People have been praising these programs for a while now and I can understand why, but I think an exception has to be made for the Hebrew version, and I'll explain.
I purchased this back in January of this year to prepare for my up-coming trip to Israel in June. I did have a very small vocabulary already of some Hebrew words and phrases before I bought this. In all I would say I knew about 100 words, and short phrases such as asking someone how they are, and I did learn how to tell someone that I did not speak Hebrew and ask if they spoke English. Very basic, but still maybe more than a lot of people getting this program.
So here is what I do not like about it. I understand the importance of immersion, and there is not a speck of English in these lessons, and that is the problem, because no English also means no written English as well. When pictures are put up you will hear the Hebrew word for it, and it will also be spelled using the Hebrew Alphabet, which of course means nothing to me, or to you if you don't know Hebrew, you obviously don't know the Alphabet. It would be nice if they had a phonetic spelling of the words in English (like the Hebrew-English phrase books that I own). I find this to be a big help, being able to read the word helps me to remember and associate the picture to the word, and also helps with pronouncing it.

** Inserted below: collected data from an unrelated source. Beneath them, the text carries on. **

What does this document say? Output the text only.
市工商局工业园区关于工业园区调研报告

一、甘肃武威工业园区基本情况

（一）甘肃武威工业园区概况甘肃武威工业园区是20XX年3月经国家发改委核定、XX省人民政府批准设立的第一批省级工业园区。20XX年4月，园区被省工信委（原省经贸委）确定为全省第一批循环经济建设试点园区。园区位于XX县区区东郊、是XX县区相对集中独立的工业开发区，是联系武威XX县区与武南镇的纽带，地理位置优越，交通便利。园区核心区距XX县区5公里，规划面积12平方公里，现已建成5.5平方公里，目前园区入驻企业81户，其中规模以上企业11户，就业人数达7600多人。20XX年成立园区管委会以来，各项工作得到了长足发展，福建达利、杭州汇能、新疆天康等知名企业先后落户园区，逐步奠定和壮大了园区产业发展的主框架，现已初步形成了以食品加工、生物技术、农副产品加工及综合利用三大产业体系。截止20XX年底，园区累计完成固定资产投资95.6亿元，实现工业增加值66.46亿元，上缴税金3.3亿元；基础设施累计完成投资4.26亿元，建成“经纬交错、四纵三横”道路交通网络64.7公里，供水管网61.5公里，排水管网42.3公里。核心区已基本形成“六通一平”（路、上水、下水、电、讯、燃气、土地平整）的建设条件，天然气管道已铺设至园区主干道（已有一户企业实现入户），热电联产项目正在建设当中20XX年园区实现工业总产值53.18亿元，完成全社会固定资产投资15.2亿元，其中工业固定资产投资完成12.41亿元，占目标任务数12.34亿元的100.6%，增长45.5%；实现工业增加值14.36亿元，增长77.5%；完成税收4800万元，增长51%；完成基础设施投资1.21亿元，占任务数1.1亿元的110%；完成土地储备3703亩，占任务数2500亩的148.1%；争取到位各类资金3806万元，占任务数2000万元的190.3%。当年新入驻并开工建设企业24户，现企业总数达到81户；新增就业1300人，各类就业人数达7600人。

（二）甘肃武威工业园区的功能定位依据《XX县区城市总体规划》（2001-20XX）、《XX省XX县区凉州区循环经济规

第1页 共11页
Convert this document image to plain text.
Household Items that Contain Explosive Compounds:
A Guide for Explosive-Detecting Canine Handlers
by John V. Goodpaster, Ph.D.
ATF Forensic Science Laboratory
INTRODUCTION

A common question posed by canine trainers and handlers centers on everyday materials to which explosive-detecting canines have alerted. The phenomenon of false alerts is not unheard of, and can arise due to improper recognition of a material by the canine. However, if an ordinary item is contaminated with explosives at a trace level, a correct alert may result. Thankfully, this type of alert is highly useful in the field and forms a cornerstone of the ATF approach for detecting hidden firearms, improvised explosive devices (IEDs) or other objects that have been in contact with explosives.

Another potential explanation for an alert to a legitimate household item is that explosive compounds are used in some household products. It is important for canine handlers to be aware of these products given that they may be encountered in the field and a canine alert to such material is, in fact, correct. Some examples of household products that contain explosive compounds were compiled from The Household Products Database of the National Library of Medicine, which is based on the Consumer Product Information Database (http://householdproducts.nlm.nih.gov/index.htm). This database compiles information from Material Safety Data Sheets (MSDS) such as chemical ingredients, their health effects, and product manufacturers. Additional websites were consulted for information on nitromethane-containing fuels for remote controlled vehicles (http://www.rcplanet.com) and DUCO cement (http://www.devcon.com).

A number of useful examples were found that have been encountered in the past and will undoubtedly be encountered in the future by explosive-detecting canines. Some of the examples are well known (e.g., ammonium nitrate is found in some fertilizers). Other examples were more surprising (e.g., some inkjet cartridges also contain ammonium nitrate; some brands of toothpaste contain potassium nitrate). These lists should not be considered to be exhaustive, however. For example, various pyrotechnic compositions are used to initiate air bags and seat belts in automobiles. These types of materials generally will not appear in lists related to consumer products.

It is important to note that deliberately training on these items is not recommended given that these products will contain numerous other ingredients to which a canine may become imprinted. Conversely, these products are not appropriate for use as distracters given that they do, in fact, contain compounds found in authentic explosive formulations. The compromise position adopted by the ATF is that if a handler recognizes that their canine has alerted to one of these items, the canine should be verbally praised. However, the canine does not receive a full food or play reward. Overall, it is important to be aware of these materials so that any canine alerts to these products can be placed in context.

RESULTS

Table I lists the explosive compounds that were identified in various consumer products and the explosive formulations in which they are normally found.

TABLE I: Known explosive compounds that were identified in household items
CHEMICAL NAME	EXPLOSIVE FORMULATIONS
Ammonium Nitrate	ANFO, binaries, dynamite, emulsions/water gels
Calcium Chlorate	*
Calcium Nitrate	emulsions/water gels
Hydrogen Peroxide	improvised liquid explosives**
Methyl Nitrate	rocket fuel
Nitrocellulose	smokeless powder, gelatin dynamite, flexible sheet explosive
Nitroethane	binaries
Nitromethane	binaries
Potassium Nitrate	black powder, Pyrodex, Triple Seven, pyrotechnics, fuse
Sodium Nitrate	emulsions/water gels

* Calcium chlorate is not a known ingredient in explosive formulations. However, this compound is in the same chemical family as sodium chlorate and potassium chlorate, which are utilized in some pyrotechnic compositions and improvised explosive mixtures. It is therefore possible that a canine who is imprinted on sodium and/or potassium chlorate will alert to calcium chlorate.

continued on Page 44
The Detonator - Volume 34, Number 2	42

To be honest, I have gotten more useful Hebrew out of the Pimsleur series of introductory Hebrew. With that I can already speak complete sentences and have small conversations, and order in restaurants etc, and those I can listen to in the car, or at the gym and they cost much less. As you can see between Rosetta, Pimsleur, and my phrase books, I have taken learning Hebrew pretty seriously, and have invested a good amount on it. I won't say that I have not gotten anything out of Rosetta Stone, but it is not as magical as the adds that you may have seen make it out to be, and again, I think this may pertain to languages where the alphabet and the characters are so different from English.
The last criticism that I have is the included audio files that you get with it that you can download to iTunes. I was really excited about that until I played them. All they have is someone saying the Hebrew words from the lessons on them. Not even the English word first, then the Hebrew word so that you know what it is. It is like listening to a Hebrew movie or TV show with your eyes closed. You have no idea what the word means if you don't already know it. And if you have heard the word before but are not 100% sure on what it is, there is nothing to remind you, either you know it, or you don't, and that is confusing and frustrating. I don't know how anyone could find that useful. After about 15 minutes of listening and realizing this I didn't even bother listening to another, and went right back to my Pimsleur cd's.
Everyone learns differently, so what is not helpful for me, may be fine for you, but if you think this type of immersion learning is right for you, then go for it, because if you can learn that way, then I think you'd be rocking Hebrew in no time.